‘Idioms’


Translation Corner with Sam Freney

‘Idioms’

Translating idioms is one of the more difficult parts of translation, but sometimes the most fun.

Idioms are highly figurative phrases used to describe something, where the meaning of the phrase is more than the sum of its parts.

At any point last year I could have pretty accurately said that it’s ‘raining cats and dogs’, and those of you in Sydney or, probably, Melbourne could have looked out the window and agreed with me, because that phrase ‘raining cats and dogs’ is idiomatic English for the weather being very, very wet.

Idioms are rarely the same across languages and cultures. If you translate each of the component parts directly without appreciating the whole, you can end up with a speaker of another language wondering why there are pets falling from the sky.

My wife, an English-as-an-additional-language teacher, has a great book of idioms from languages around the world called I’m Not Hanging Noodles On Your Ears. The fun in this is translating the words quite directly to get an appreciation of how certain cultural understandings are expressed in Japanese, or Inuit, or Yiddish, etc.

Translating idioms well is an excellent example of the approach we take in Bible translation: decoding the meaning from the source language, then encoding that meaning in the target language.

It’s a meaning-to-meaning transfer. If the form of the words gets changed along the way, that’s fine.

This is often called a dynamic equivalence or a functional equivalence approach, because we’re aiming to have the same function of language in both the source and target texts.

The title of the book I mentioned above is a Russian saying for ‘I’m not pulling your leg’ – which itself is idiomatic English. I’ve never literally pulled someone’s leg to get them off course.

Idioms are all over the place in the Bible too. To say someone is angry in Hebrew you say “his nose got hot”, which is close but not quite the same as our expressions ‘burned with anger’ or ‘built up a real head of steam’.

If you translated each of the words in this Hebrew phrase directly there would be many places in the Exodus story where you’d be wondering what was going on with God’s nose.

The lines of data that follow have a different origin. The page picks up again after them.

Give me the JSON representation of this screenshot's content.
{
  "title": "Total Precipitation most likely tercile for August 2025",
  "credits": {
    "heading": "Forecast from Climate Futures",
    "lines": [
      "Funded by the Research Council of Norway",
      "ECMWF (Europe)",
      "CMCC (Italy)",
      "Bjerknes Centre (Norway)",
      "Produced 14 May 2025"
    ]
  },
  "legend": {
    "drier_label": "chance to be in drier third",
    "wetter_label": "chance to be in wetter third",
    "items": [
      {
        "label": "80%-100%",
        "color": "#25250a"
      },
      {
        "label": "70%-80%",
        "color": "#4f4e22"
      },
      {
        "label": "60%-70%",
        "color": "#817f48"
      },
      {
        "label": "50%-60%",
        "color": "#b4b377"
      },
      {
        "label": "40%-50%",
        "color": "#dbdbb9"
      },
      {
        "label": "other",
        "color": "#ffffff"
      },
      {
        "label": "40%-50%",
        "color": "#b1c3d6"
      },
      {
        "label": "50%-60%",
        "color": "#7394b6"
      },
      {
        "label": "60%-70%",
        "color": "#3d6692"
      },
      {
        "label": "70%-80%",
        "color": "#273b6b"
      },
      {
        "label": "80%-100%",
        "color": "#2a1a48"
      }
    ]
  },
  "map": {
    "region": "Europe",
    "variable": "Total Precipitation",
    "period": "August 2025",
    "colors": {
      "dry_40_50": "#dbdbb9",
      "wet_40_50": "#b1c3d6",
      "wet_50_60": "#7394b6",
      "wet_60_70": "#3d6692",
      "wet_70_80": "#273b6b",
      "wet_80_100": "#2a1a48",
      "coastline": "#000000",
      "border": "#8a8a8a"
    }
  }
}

Idiomatic language is one really important reason to have mother-tongue translators doing the work translating into their own language. They know how to express clearly and naturally in their language. This is especially so for descriptions that can be delicate. 1 Sam 1:19b–20 (NIV) says this:

“Elkanah made love to his wife Hannah, and the LORD remembered her. So in the course of time Hannah became pregnant and gave birth to a son. She named him Samuel, saying, “Because I asked the LORD for him.”

In Hebrew, Elkanah “knew Hannah his wife”; in Greek he “went to her”. In Kriol, he “slept” with his wife (Elkana bin silip garram im waif Hena). Describing her falling pregnant (‘falling’ pregnant!) Kriol says that Hannah is “in a family way” (Hena bin jidan femiliwei) – a phrase that’s derived from English but is no longer common in modern Standard Australian English.

But Kriol translators know how to say this in a way that is right for their audience. The Pitjantjatjara translation, in a turn of phrase I’ve been assured by many a mother is a delightful description, says of Hannah’s pregnancy: “And at night those two came together, Hannah and Elkanah, and from that Hannah became tired, and then later on she had a son.”

Mother tongue translators know best how to express idiomatic language – how to encode that meaning of the original text – in natural, acceptable, clear, and accurate language.

Sam Freney is translation consultant with Bible Society Australia. Sam works with heart language translators across Australia with the collective goal to translate the Bible in the most accurate, clear and natural way possible.